Fractured (Deep In Your Veins, #5)

Dean snickered. “At least I’m not the rebound guy.”


In a nanosecond, Butch went from holding me to lifting Dean up by his throat. The human was kicking his legs like crazy and struggling to get free.

I sighed. “Butch, put him down.”

Instead, Butch pulled him close so they were nose-to-nose. “Hear me loud and clear, little human, because I won’t repeat myself. You and Imani are done. Over. Accept it and move on, because I don’t give up what belongs to me. And I sure as shit won’t give up Imani.” He flung Dean away, making the human stumble and crash into the bar.

While Butch was distracted, I went to leave. I didn’t get far. Four steps later, he appeared in front of me. I hissed, “Move.”

His hands cupped my neck. “I fucked up again, I know. I’m sorry.”

By his tone, he seriously thought that was good enough. “Out of my way.”

“Imani.”

“When you’re ready to make a real apology, I’ll listen. Until then…” I hurried to my apartment in vampire speed. I’d just unlocked the door when I sensed Butch behind me. I whirled on him. “Did you not hear me just now?”

He backed me inside the apartment. “You know I have no respect for boundaries, and we clearly need to talk.”

I put my hands on my hips. “You’d better have something real good to say, Richardson, because the last thing I want to do tonight is punch you in the dick…but it is on my schedule.”

“Like I said, I fucked up. I can’t apologise for freaking out about you going into battle. It would be a lie, and that would insult both of us. But I am sorry that you’re hurting right now. I didn’t want that.”

As apologies went, it wasn’t the best I’d ever heard. But it was honest. “I’m a member of the legion, Butch. That means I’m going to be in dangerous situations again and again. You accepted that before. Why can’t you accept it now?” I might be partly human, but I was as strong and fast as a Sventé. Both Jude and Ava were Sventés.

For a moment, he said nothing. Just stood there, his expression almost tortured. “I didn’t keep you safe.” His words made me blink. “I’m a living shield, Imani, but I didn’t keep you safe. You got hurt right in front of me.”
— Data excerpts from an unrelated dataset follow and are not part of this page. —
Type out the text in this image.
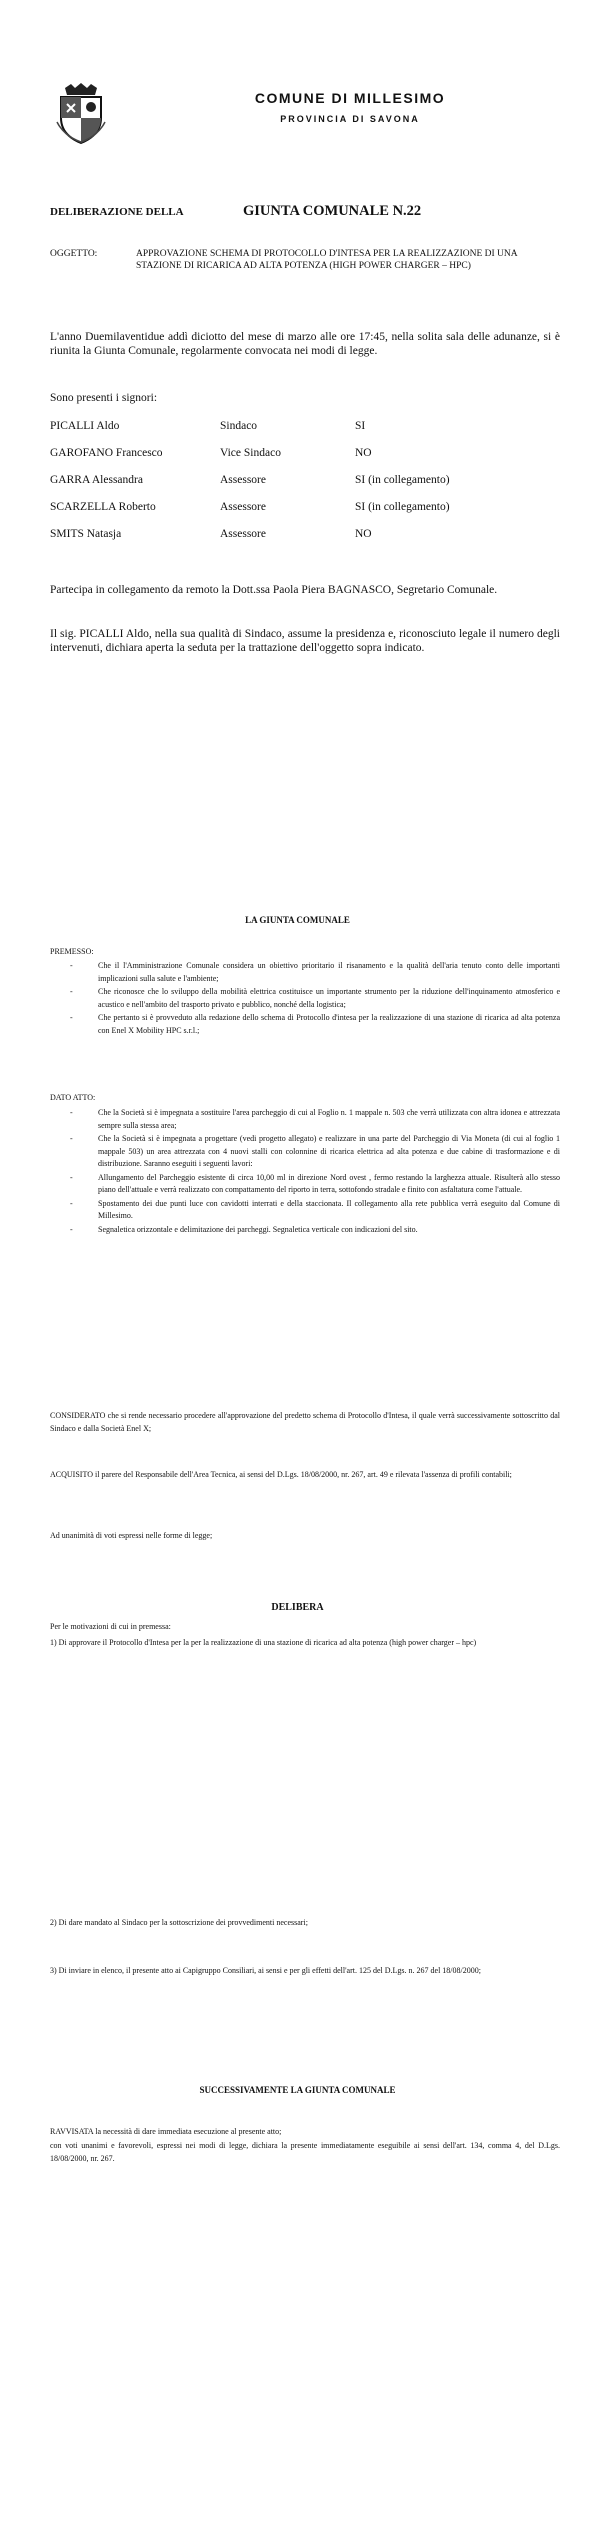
COMUNE DI MILLESIMO
PROVINCIA DI SAVONA
DELIBERAZIONE DELLA	GIUNTA COMUNALE N.22
OGGETTO:	APPROVAZIONE SCHEMA DI PROTOCOLLO D'INTESA PER LA REALIZZAZIONE DI UNA STAZIONE DI RICARICA AD ALTA POTENZA (HIGH POWER CHARGER – HPC)
L'anno Duemilaventidue addì diciotto del mese di marzo alle ore 17:45, nella solita sala delle adunanze, si è riunita la Giunta Comunale, regolarmente convocata nei modi di legge.
Sono presenti i signori:
PICALLI Aldo	Sindaco	SI
GAROFANO Francesco	Vice Sindaco	NO
GARRA Alessandra	Assessore	SI (in collegamento)
SCARZELLA Roberto	Assessore	SI (in collegamento)
SMITS Natasja	Assessore	NO
Partecipa in collegamento da remoto la Dott.ssa Paola Piera BAGNASCO, Segretario Comunale.
Il sig. PICALLI Aldo, nella sua qualità di Sindaco, assume la presidenza e, riconosciuto legale il numero degli intervenuti, dichiara aperta la seduta per la trattazione dell'oggetto sopra indicato.
LA GIUNTA COMUNALE
PREMESSO:
- Che il l'Amministrazione Comunale considera un obiettivo prioritario il risanamento e la qualità dell'aria tenuto conto delle importanti implicazioni sulla salute e l'ambiente;
- Che riconosce che lo sviluppo della mobilità elettrica costituisce un importante strumento per la riduzione dell'inquinamento atmosferico e acustico e nell'ambito del trasporto privato e pubblico, nonché della logistica;
- Che pertanto si è provveduto alla redazione dello schema di Protocollo d'intesa per la realizzazione di una stazione di ricarica ad alta potenza con Enel X Mobility HPC s.r.l.;
DATO ATTO:
- Che la Società si è impegnata a sostituire l'area parcheggio di cui al Foglio n. 1 mappale n. 503 che verrà utilizzata con altra idonea e attrezzata sempre sulla stessa area;
- Che la Società si è impegnata a progettare (vedi progetto allegato) e realizzare in una parte del Parcheggio di Via Moneta (di cui al foglio 1 mappale 503) un area attrezzata con 4 nuovi stalli con colonnine di ricarica elettrica ad alta potenza e due cabine di trasformazione e di distribuzione. Saranno eseguiti i seguenti lavori:
- Allungamento del Parcheggio esistente di circa 10,00 ml in direzione Nord ovest , fermo restando la larghezza attuale. Risulterà allo stesso piano dell'attuale e verrà realizzato con compattamento del riporto in terra, sottofondo stradale e finito con asfaltatura come l'attuale.
- Spostamento dei due punti luce con cavidotti interrati e della staccionata. Il collegamento alla rete pubblica verrà eseguito dal Comune di Millesimo.
- Segnaletica orizzontale e delimitazione dei parcheggi. Segnaletica verticale con indicazioni del sito.
CONSIDERATO che si rende necessario procedere all'approvazione del predetto schema di Protocollo d'Intesa, il quale verrà successivamente sottoscritto dal Sindaco e dalla Società Enel X;
ACQUISITO il parere del Responsabile dell'Area Tecnica, ai sensi del D.Lgs. 18/08/2000, nr. 267, art. 49 e rilevata l'assenza di profili contabili;
Ad unanimità di voti espressi nelle forme di legge;
DELIBERA
Per le motivazioni di cui in premessa:
1) Di approvare il Protocollo d'Intesa per la per la realizzazione di una stazione di ricarica ad alta potenza (high power charger – hpc)
2) Di dare mandato al Sindaco per la sottoscrizione dei provvedimenti necessari;
3) Di inviare in elenco, il presente atto ai Capigruppo Consiliari, ai sensi e per gli effetti dell'art. 125 del D.Lgs. n. 267 del 18/08/2000;
SUCCESSIVAMENTE LA GIUNTA COMUNALE
RAVVISATA la necessità di dare immediata esecuzione al presente atto;
con voti unanimi e favorevoli, espressi nei modi di legge, dichiara la presente immediatamente eseguibile ai sensi dell'art. 134, comma 4, del D.Lgs. 18/08/2000, nr. 267.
I mentally kicked myself. I should have known that, protective as he was, he’d find some way to blame himself. “It all happened so fast, there was nothing you could have done.”

“The reason I didn’t freak out about you being on assignments in the past was that I was there with you; I was confident I could protect you.” A cynical, self-mocking smile surfaced on his face. “At the castle, I didn’t. Intellectually, I know it’s not my fault that you were hurt, and I know it’s pointless to feel guilty about it. I also know that I can’t lock you away where you’ll be safe, and that you’d be miserable if I tried.”

“So why get so wound up about this?”

“You don’t get it, Imani. A year. I was without you for almost a year. Just when I thought I had you back, I felt you slipping away. You don’t know how many times your heartrate slowed down during the transition. You don’t know how many times you passed out, so weak I didn’t think you’d wake up.”

His eyes glittered with an emotion I would never have associated with Butch. Fear. “It scared you.”

“Hell yes, it scared me.”

While that softened the blow of what he’d done, it didn’t make it okay. He had to understand that or he’d do it over and over. “That isn’t an excuse. I don’t expect you to always agree with my choices, but I expect you to respect my right to make them. Dictating to me, talking down to me like I don’t know myself, was not at all cool, Butch. If I had behaved that way toward you, if I’d showed you that kind of disrespect, you’d be just as pissed as I am now.”

He raked a hand through his hair. “I’m not good at this.” He looked so lost.

“Yeah, I already figured that out.” Although I was still mad, I knew I’d have to back down a little. Sam had told me he’d need the room to make mistakes; she’d warned me he’d be a difficult partner. I’d taken the risk, and that meant I had to make some allowances. “I understand that you want me safe. I’m glad that you care. But that doesn’t mean I’ll always bow to your wishes. That’s not how it works.”

He moved to me and brushed his thumb along my cheekbone. “I do respect you. I’m sorry if I made you feel like I didn’t.”

I gave a curt nod. “Okay.”

“I hate it when we argue.”

We’d only had two very minor arguments before now. “It’s going to happen sometimes. You’re an alpha, which makes you pushy and domineering. Neither of those things are much fun for me, even though I know you interfere because you’re trying to smooth the way for me and make my life better. I’m stubborn and independent, which means I’ll keep pushing back.”